The board of directors at Stratasys Ltd. has unanimously rejected a $1.2 billion takeover bid saying the bid undervalues the company.
Stratasys rejects a $1.2 billion takeover bid
The board was unanimous in rejecting the bid from Nano Dimension.
The leader in polymer-based 3-D printer technology, based in Eden Prairie and Rehovot, Israel, received an unsolicited bid from Israel-based Nano Dimension on March 10.
The board of Stratasys and its financial and legal advisers reviewed the offer from Nano Dimension, which is a much smaller company than Stratasys, and concluded it was not in the best interest of the company and its shareholders.
Analysts who follow Stratasys were skeptical of the bid from Nano Dimension at the outset and some predicted that Stratasys would reject the bid.
"We believe Stratasys and their largest shareholders will not accept this offer given the steep discount to industry peers and recent consolidation in this space," wrote Troy Jensen, who follows Stratasys for Minneapolis-based Lake Street Capital Markets in a note to clients on the day of the bid.
Nano Dimension had offered to pay $18 a share for Stratasys, a price that equated to $1.2 billion. It was a premium of approximately 36% to what Stratasys shares were at prior to the offer.

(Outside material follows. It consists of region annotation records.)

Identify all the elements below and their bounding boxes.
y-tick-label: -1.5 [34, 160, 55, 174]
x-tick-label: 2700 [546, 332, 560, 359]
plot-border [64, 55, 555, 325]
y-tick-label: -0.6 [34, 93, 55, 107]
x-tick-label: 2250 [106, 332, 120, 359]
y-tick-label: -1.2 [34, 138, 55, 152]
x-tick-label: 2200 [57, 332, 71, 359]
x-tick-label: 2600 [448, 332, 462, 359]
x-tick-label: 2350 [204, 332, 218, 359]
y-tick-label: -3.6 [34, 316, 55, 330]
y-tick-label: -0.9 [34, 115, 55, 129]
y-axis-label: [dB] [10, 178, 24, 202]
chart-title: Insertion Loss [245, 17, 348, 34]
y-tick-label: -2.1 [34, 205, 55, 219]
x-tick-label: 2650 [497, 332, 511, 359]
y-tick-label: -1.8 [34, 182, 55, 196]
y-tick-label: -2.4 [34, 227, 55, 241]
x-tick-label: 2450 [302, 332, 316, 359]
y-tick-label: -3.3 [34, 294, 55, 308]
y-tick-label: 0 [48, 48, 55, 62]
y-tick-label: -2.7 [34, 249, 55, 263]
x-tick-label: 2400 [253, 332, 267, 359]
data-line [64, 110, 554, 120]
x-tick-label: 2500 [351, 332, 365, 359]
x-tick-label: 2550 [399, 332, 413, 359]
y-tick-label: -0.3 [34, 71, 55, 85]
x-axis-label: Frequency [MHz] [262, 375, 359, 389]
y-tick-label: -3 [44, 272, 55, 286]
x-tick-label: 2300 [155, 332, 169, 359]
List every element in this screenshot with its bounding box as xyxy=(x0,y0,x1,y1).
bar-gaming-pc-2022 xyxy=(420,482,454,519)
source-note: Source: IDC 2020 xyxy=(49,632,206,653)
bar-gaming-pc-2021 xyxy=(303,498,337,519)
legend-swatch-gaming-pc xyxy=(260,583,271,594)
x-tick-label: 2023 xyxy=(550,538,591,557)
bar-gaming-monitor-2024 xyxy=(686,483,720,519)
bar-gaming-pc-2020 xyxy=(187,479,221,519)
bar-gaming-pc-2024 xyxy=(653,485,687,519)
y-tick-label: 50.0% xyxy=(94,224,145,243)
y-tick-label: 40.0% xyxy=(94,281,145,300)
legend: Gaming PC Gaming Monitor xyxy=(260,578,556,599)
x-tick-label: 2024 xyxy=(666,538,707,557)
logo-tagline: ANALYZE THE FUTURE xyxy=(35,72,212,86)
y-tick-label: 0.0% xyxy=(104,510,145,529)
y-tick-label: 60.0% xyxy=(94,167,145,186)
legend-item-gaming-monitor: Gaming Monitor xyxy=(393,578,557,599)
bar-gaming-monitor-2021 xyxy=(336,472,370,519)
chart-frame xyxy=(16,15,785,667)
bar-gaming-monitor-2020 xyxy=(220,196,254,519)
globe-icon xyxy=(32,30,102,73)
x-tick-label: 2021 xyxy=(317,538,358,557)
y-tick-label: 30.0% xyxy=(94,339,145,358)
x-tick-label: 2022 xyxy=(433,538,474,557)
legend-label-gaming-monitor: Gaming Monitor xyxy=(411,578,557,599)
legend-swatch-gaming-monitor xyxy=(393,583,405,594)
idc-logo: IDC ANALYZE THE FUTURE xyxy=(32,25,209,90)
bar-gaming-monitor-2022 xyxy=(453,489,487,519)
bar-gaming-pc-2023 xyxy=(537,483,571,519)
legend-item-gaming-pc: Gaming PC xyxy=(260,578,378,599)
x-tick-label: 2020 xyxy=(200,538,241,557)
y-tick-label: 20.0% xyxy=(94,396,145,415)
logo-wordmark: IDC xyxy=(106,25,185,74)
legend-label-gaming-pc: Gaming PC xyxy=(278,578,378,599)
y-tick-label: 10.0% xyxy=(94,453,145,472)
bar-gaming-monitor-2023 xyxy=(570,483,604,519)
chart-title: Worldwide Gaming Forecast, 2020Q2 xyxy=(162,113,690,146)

After the offer, Stratasys' stock price didn't approach $18 indicating broader shareholder skepticism of the deal. Shares of Stratasys closed at $14.50 on Wednesday.
Shares of Nano Dimension fell more than 10% after it made its bid on March 10 and are trading around $2.38, off another 6% on Wednesday.
Jensen calculated in his note that if Stratasys were valued in line with other companies in the 3-D printing space that have been acquired recently that it should attract a takeover bid price closer to $31 a share.
"We believe the company is executing extremely well right now, and a merger with Nano could potentially distract the company," Jensen added in his note.